Bernard acknowledged that he's been ridiculed by some who see the Las Vegas promotion as gimmicky or a slight to IndyCar's regular drivers who are vying for a championship that pays only $1 million.

Bernard is unmoved.

"If I deliver a big star" to the Las Vegas race "and it drives a big [television] rating, I hope I get the last laugh," he said. "If not, I'll eat crow and say I made a mistake. But I don't think I am."

Besides, Bernard said, "I've got to move the dial" on the sport's popularity, "and I have a short time."

That has some drivers cheering. "He's coming at it from a completely different angle as a promoter, and he's always looking for that way to create a better show," said reigning IndyCar champion Dario Franchitti.

IndyCar turned to Bernard after a bitter, 12-year civil war between the sport's rival factions ended in 2008. The sport's two series at the time, the Indy Racing League and the Champ Car World Series, reunited under the IRL banner.

But the split had been devastating for open-wheel racing, with attendance, TV ratings and sponsorship spending all in decline. NASCAR's rising popularity during the split only exacerbated IndyCar's dwindling appeal.

Even after the two series' 2008 merger, "a lot of people still didn't know that [the sport] had reunited, and I think there were a bunch of people who didn't care anymore," Bernard said. "We know we lost 15 to 20 million fans."

So Bernard has spearheaded other changes, including:

— The IRL name, a vivid reminder of the civil war, was dropped in favor of IndyCar Series.

— The series, currently with one engine provider (Honda), next year will have three: Honda, Chevrolet and Lotus.

— The series will no longer have identical "spec" cars but will allow different body shapes, or "aero kits," on a newly designed chassis.

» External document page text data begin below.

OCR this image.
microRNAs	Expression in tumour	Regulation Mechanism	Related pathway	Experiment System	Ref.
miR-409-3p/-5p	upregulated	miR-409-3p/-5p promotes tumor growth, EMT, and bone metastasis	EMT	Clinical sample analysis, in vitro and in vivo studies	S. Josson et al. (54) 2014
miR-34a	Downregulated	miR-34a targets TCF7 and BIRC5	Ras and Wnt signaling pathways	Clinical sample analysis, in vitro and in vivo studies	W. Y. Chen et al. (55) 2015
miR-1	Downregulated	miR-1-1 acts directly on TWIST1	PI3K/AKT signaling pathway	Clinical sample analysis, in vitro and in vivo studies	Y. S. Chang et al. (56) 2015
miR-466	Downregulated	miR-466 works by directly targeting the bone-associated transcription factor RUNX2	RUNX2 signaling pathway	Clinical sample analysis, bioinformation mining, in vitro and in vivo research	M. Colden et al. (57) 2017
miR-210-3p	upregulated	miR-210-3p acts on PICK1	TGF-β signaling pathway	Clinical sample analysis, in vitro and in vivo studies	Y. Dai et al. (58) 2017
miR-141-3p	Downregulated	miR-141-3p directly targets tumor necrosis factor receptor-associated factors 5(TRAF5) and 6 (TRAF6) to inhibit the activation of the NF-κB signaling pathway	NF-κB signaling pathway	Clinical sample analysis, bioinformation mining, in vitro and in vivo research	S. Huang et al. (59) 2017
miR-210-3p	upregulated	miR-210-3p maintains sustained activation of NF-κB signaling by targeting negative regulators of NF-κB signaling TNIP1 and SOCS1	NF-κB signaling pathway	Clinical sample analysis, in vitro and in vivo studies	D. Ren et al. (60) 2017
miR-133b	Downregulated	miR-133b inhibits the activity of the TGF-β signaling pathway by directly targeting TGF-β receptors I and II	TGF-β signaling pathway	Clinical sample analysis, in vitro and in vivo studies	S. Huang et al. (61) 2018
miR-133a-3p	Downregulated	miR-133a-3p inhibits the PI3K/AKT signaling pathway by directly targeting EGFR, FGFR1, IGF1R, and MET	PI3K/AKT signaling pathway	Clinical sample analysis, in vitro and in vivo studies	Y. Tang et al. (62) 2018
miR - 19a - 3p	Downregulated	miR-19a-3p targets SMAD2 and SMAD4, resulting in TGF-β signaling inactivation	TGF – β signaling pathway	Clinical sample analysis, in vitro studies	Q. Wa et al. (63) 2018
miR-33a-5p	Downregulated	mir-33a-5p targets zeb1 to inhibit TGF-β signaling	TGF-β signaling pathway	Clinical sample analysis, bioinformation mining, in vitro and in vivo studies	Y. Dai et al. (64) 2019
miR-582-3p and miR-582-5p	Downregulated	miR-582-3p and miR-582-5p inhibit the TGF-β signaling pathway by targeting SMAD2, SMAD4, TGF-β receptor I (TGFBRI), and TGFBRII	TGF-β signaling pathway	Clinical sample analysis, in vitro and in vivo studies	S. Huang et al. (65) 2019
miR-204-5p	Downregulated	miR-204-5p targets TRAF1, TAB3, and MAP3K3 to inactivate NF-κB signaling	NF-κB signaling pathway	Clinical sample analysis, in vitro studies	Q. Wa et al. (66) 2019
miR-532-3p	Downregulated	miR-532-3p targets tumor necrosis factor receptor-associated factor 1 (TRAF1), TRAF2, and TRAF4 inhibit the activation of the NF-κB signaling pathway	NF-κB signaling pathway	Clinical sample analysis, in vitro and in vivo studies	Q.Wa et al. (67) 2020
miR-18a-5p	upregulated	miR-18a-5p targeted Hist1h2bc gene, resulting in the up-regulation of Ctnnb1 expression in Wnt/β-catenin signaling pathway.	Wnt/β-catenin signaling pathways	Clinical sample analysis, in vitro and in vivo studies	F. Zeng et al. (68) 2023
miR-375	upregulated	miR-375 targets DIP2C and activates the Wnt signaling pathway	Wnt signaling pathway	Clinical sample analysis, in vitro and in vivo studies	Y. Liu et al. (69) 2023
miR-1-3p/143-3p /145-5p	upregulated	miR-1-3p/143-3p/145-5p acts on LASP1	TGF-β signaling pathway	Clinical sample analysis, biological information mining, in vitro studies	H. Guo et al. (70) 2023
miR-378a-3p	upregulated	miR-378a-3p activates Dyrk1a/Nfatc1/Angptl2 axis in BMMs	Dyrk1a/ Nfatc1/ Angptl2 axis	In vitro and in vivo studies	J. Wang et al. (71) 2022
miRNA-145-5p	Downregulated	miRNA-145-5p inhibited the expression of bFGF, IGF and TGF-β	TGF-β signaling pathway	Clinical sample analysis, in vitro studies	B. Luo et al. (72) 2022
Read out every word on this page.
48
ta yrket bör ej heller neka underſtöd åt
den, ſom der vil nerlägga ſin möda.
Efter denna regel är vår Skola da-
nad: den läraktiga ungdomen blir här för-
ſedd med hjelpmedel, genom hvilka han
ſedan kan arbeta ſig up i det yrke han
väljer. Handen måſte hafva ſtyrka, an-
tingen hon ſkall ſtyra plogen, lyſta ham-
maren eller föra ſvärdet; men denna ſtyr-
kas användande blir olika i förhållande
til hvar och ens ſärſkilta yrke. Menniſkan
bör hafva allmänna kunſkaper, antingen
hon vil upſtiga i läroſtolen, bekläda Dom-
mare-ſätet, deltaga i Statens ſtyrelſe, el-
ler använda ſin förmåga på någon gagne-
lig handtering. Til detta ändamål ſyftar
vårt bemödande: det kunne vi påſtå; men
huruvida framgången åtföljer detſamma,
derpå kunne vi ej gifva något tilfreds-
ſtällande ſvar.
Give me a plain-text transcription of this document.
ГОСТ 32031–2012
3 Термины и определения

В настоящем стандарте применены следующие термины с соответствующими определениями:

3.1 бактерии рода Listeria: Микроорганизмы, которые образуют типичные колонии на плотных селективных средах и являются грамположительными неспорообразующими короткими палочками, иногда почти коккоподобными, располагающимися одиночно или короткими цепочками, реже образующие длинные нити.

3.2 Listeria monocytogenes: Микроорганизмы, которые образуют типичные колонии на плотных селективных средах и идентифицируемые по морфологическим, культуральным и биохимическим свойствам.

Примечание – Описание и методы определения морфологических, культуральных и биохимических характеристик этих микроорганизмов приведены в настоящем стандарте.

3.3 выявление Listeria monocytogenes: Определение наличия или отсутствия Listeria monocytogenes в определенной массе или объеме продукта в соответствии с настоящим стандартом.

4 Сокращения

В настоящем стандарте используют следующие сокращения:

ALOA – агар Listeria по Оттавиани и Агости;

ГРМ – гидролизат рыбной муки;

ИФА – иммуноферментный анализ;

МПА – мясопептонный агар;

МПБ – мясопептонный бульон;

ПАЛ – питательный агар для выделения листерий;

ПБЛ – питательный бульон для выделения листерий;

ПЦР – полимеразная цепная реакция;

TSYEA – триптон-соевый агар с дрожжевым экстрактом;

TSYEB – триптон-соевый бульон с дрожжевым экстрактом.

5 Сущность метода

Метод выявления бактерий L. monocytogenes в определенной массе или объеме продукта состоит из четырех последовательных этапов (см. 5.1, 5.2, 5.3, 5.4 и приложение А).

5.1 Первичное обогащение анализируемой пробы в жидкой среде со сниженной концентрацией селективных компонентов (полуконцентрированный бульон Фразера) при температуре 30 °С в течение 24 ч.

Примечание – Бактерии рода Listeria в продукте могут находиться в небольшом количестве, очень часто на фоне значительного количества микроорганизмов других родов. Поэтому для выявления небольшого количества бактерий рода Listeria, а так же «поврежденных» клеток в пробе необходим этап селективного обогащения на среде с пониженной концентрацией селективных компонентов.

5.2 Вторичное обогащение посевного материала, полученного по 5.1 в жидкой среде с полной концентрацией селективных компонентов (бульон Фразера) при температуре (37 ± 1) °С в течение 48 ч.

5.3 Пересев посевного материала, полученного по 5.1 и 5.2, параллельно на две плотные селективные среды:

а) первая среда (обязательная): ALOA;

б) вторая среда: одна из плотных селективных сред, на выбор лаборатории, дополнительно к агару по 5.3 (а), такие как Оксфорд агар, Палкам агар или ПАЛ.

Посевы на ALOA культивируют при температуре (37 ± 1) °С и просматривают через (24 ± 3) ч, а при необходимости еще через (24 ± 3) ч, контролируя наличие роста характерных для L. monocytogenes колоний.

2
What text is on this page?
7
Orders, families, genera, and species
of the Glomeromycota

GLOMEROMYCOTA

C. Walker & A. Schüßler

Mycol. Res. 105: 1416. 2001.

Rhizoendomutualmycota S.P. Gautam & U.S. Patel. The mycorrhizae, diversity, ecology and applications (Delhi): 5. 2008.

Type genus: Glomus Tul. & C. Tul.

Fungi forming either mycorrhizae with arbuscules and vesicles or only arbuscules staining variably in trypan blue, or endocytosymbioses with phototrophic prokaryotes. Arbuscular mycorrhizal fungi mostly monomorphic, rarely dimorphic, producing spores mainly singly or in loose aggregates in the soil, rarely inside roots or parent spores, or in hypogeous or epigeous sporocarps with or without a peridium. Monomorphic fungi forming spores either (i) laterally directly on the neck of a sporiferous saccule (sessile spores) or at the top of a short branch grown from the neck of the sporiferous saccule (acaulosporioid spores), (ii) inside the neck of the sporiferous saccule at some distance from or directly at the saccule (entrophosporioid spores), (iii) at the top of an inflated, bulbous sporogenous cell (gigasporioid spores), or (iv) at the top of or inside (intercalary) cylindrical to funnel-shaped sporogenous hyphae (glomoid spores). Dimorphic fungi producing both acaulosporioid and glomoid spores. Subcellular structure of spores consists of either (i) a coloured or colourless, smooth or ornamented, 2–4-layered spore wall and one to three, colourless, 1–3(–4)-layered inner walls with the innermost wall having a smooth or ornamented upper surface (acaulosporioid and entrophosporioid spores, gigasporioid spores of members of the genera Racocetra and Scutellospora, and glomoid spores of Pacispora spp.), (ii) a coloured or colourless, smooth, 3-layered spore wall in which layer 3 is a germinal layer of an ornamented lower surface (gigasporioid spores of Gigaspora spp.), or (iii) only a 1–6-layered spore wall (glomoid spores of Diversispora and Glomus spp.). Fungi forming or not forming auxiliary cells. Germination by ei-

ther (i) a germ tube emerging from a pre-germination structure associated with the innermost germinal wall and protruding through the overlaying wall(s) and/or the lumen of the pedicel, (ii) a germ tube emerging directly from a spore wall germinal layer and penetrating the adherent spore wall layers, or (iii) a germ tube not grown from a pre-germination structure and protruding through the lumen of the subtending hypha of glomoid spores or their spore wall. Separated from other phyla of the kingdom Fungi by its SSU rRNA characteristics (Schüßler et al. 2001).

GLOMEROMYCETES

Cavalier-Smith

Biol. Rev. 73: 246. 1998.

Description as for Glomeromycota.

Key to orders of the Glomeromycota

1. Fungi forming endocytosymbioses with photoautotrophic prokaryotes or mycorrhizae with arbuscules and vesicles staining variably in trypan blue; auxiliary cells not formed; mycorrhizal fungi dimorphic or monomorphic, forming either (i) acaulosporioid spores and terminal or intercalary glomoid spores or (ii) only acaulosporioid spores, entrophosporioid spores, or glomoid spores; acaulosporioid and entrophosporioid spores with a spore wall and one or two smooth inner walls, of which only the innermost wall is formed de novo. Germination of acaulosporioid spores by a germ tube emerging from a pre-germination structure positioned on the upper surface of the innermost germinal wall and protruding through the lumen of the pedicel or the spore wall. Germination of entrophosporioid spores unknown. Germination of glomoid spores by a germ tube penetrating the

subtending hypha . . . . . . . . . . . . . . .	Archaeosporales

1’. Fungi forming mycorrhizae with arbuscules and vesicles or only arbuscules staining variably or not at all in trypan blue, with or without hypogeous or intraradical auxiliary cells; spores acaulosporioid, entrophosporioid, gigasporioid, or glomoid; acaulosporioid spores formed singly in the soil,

— IndyCar is dropping its race in Japan after next year. Coming just before the season finale, the race ran at late hours in the United States and "took all your [championship] momentum and killed it," Bernard said.

Raised in rural San Ardo in Central California, Bernard spent 15 years as chief executive of Professional Bull Riders Inc., expanding that sport before IndyCar recruited him.

Lifting IndyCar's popularity won't be easy. Versus, the cable channel carrying 12 of IndyCar's races, isn't nearly as viewed as sports giant ESPN. (The other races, including the Indianapolis 500, are broadcast on ABC.)

Versus' parent, Comcast, took control of NBC Universal this year and kindled speculation that NBC Sports will pour more resources into Versus, possibly boosting IndyCar's exposure.

But there's also the prospect that IndyCar's most popular driver, Danica Patrick, will leave the series next year to drive full-time in NASCAR, where she's been testing the waters.

"Of course you never want to lose Danica," Bernard said. "I will tell her everything that we're going to do that's positive and how we can help her, but I will support her decision 100% whichever way she goes."

Besides, Bernard's overriding concern is which way IndyCar as a whole is going, and he's convinced the series can rebuild its audience.

"We have to redefine our sport," he said. "If [fans] were once passionate about open-wheel racing, why can't they be again?"